Avevo voglia di fare un disco che fosse figlio del presente, che si allacciasse sia a quelle che sono le mie radici musicali di riferimento (la grande canzone d’autore) sia alle infinite possibilità che ti permette la tecnologia al giorno d’oggi. Un disco che dicesse delle cose ma che fosse anche orecchiabile, un cantautorato Pop musicalmente incalzante ma raffinato e con una storia da raccontare.
Allacciadomi al brano che dà il titolo all’album, quanto pesa in questo momento il tuo bagaglio?
Ora direi che il bagaglio si sta svuotando per lasciare posto a quello che verrà, a canzoni nuove, a nuove suggestioni, a nuove idee… Quindi al momento è particolarmente leggero anche perché devo portarlo in giro per presentarlo a più persone possibili.
Sei reduce da un tour che ti ha visto suonare in molte location, c’è un live che ricordi con particolare emozione?
Sicuramente il primo opening ai Nomadi è stato molto emozionante, a Casalromano vicino Mantova. Uscire e trovare tutta quella gente che non mi conosceva, suonare le mie canzoni e portarli dalla mia parte è stato entusiasmante e sicuramente gratificante.
I Nomadi sono un gruppo storico nel panorama musicale italiano; come hai vissuto questa esperienza?
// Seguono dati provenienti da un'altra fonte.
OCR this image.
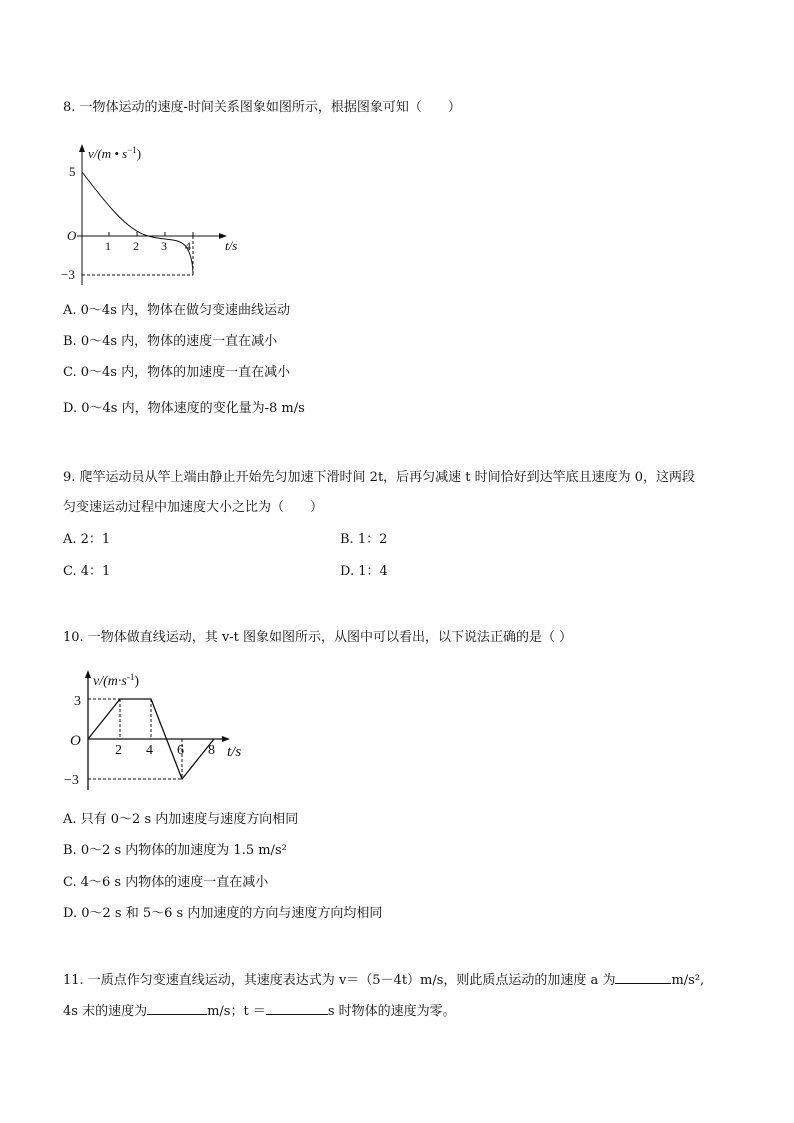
8. 一物体运动的速度-时间关系图象如图所示，根据图象可知（　　）
v/(m • $s^{-1}$)
5
O
−3
1 2 3 4	t/s
A. 0～4s 内，物体在做匀变速曲线运动
B. 0～4s 内，物体的速度一直在减小
C. 0～4s 内，物体的加速度一直在减小
D. 0～4s 内，物体速度的变化量为-8 m/s
9. 爬竿运动员从竿上端由静止开始先匀加速下滑时间 2t，后再匀减速 t 时间恰好到达竿底且速度为 0，这两段
匀变速运动过程中加速度大小之比为（　　）
A. 2：1	B. 1：2
C. 4：1	D. 1：4
10. 一物体做直线运动，其 v-t 图象如图所示，从图中可以看出，以下说法正确的是（ ）
$v/(m\cdot s^{-1})$
3
O
−3
2 4 6 8 t/s
A. 只有 0～2 s 内加速度与速度方向相同
B. 0～2 s 内物体的加速度为 1.5 m/s²
C. 4～6 s 内物体的速度一直在减小
D. 0～2 s 和 5～6 s 内加速度的方向与速度方向均相同
11. 一质点作匀变速直线运动，其速度表达式为 v＝（5－4t）m/s，则此质点运动的加速度 a 为	m/s²,
4s 末的速度为	m/s；t ＝	s 时物体的速度为零。
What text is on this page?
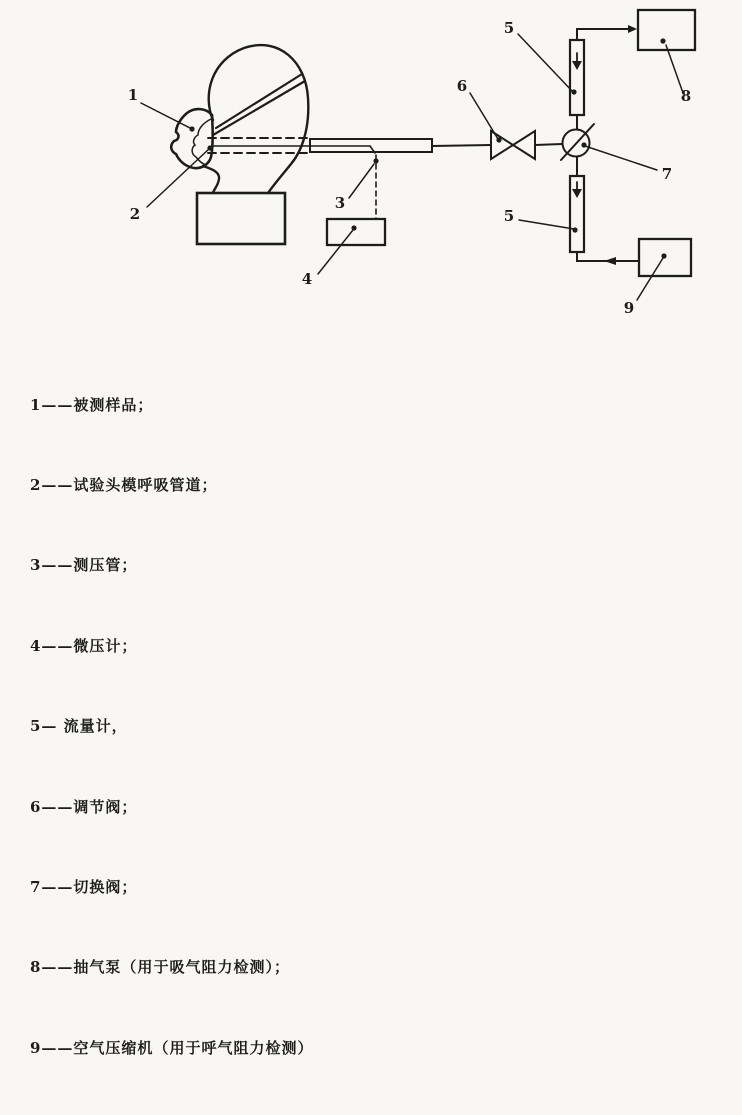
1
2
3
4
5
5
6
7
8
9

1——被测样品；

2——试验头模呼吸管道；

3——测压管；

4——微压计；

5— 流量计，

6——调节阀；

7——切换阀；

8——抽气泵（用于吸气阻力检测）；

9——空气压缩机（用于呼气阻力检测）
Ho finito il tour a settembre con loro. Che dire? Un’esperienza bellissima che mi ha portato a entrare nella famiglia Nomade, la quale mi ha accolto ovunque con affetto e calore. La rifarei mille volte e sarò sempre grato a Beppe e ai ragazzi per avermi invitato.
Prossimo step?
A novembre partiamo con un tour che durerà fino a gennaio; gireremo quasi tutta l’Italia e ne sono felicissimo; si parte il 5 al Ronchi 78 di Milano e si chiude il 10 gennaio al Teatro Lavatoio di Santarcangelo di Romagna, a 500 mt da casa mia. Sarà il tour più lungo e meglio strutturato che abbia mai fatto e ti giuro che non vedo l’ora di iniziare, sto lavorando alla scaletta e a tutti i dettagli; sarà un viaggio molto emozionante e i concerti molto caldi, intensi e intimi.
Domanda Nonsense: da romagnola non posso non chiederti cosa preferisci tra piada e cassone?
Senza ombra di dubbio… la piadina anzi la piada, come diciamo noi riminesi.